Le 13 juillet 1776, Angélique est veuve, mère de six enfants mineurs, quand elle demande la clôture de l’inventaire après décès de son époux.

Devienne vve Poitevin
Du treize dudit mois et an est comparue demoiselle angelique pierrette Devienne veuve du sieur Jean
Poitevin privilégié du Roy pour les Eaux de la Seine laquelle a affirmé véritable l’inventaire
fait tant à Paris qu’en la maison de campagne paroisse dobone dependante de la communauté cy après
datté au commencement du douze mars [.] et finy le sept may [.] a sa requete en son
nom comme commune en biens avec son deffunt mary qu’elle se réserve d’accepter ou de
renoncer, comme executrice testamentaire de son dit deffunt mary suivant son testament
datté et énoncé audit inventaire que comme tutrice de thomas joseph, Marie Etienne,
angelique sophie, cezar, charles et antoine louis barthelemy poitevin ses six
enfants mineurs et habiles a se dire heritiers chacun pour un sixieme dudit deffunt sieur poitevin
[.] presence de jean viany ancien chirurgien à paris et subrogé tuteur desdits mineurs
ledit inventaire tenu pour clos

(4)
Le barbier étuviste de 1753 est devenu au moment de sa mort « privilégié du Roy pour les Eaux de la Seine », un titre ronflant qui mérite qu’on s’attarde sur son parcours.

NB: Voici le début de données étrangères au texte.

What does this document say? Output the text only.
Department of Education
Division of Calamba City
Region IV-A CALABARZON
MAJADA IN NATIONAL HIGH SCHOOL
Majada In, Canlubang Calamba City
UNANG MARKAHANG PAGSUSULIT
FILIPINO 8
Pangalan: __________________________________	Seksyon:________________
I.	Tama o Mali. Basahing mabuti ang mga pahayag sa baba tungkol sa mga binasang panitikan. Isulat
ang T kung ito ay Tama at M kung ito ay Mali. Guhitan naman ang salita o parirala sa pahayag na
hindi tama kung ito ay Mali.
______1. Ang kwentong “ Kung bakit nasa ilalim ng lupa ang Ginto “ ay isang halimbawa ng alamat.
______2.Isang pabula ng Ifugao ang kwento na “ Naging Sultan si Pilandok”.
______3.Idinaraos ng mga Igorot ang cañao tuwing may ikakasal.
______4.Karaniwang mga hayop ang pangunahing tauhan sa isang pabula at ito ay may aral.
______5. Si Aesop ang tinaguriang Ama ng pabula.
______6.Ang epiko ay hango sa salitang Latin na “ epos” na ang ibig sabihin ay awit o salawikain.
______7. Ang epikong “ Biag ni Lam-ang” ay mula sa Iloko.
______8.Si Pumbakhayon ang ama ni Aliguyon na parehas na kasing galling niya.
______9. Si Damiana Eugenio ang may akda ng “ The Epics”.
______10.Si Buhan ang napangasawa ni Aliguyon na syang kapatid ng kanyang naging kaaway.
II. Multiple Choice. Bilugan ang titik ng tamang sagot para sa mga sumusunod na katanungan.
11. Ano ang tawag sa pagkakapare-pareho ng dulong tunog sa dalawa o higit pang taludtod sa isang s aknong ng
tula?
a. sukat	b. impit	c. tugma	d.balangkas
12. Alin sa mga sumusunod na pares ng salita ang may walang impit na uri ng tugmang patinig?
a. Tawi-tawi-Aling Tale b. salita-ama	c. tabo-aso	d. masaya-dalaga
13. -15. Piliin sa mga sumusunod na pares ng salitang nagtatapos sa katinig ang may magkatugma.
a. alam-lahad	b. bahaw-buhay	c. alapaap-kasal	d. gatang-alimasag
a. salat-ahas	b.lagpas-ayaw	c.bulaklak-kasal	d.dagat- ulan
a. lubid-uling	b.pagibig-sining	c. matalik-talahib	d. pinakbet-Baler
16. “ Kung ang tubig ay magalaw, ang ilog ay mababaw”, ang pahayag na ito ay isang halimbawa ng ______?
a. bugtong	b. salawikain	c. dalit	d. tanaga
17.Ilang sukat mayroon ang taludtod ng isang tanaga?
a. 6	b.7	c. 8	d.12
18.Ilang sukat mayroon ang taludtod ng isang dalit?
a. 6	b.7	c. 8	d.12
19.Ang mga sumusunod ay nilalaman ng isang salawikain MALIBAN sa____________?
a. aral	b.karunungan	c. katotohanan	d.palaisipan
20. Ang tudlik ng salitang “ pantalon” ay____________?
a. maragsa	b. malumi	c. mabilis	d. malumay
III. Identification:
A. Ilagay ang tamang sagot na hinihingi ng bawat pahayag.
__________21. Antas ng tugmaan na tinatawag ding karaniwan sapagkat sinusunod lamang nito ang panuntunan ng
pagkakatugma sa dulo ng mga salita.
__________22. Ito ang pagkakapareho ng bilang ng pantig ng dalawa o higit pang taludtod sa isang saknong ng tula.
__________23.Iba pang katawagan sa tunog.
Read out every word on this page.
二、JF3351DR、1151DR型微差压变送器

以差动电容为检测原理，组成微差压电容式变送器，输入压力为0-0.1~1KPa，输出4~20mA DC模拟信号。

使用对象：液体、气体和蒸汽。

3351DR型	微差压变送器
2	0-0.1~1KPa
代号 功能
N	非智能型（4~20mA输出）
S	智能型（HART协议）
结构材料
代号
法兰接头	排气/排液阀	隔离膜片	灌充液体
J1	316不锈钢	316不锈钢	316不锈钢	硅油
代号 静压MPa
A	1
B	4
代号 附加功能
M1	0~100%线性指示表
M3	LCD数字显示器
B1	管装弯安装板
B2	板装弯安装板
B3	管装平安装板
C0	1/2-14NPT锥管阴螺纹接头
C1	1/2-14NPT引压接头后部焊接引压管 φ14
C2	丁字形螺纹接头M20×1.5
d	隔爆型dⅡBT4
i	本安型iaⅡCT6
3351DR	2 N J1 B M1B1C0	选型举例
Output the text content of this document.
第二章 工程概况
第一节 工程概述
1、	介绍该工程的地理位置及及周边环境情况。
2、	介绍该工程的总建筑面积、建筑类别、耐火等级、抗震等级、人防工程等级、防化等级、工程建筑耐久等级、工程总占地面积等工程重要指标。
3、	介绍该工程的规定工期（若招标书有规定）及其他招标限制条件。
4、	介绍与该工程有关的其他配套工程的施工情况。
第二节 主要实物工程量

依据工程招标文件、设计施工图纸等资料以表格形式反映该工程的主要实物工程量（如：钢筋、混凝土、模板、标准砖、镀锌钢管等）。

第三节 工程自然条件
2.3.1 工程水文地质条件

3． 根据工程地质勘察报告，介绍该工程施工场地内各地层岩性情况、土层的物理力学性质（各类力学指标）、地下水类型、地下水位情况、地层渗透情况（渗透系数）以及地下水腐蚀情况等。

Jean Poitevin est né à Nérac, actuellement Lot et Garonne, le 10 octobre 1719 ou le 12 décembre 1724 (3). Ces deux jours, un jeune Jean, fils d’Henri Poitevin, maitre cordonnier, et d’Anne Bordes son épouse, a été baptisé en l’église Saint Nicolas de Nérac. Jean quitte le pays d’Albret. On le retrouve à Paris le 12 novembre 1750 lors de la cloture de l’inventaire après décès de sa jeune épouse Aimée Elisabeth Charière (2), qui lui a laissé une petite fille, Marie Anne. En juin 1753, soit deux ans et demi plus tard, il épouse à Paris Angélique Devienne. Tout cela est très banal.

Ce qui l’est moins, c’est l’idée qu’il va avoir de proposer aux bourgeois de Paris, qui ne bénéficient pas de l’eau à tous les étages et des douches chaudes à volonté, la possibilité de venir prendre un bain dans une maison de bains publics qu’il va installer sur la Seine.
Il obtient l’autorisation – le privilège – de s’installer sur la Seine par lettres patentes accordées à lui et à son épouse datées du 7 aout 1760. Ces lettres patentes vont être renouvelées trois fois au cours de sa vie, le 20 janvier 1764, le 25 juillet 1767 et le 14 juillet 1775 (6)(7)(8). Sur ses propres deniers, Jean Poitevin fait construire une péniche, une maison de bains flottante, qui utilise l’eau de la Seine, la filtre plus ou moins et la chauffe, pour offrir dans des cabines individuelles des bains et des douches …… Il est le premier à mettre en place à Paris ce type d’institution, et c’est pour cette raison qu’on retrouve des documents nombreux pour relater cette nouveauté.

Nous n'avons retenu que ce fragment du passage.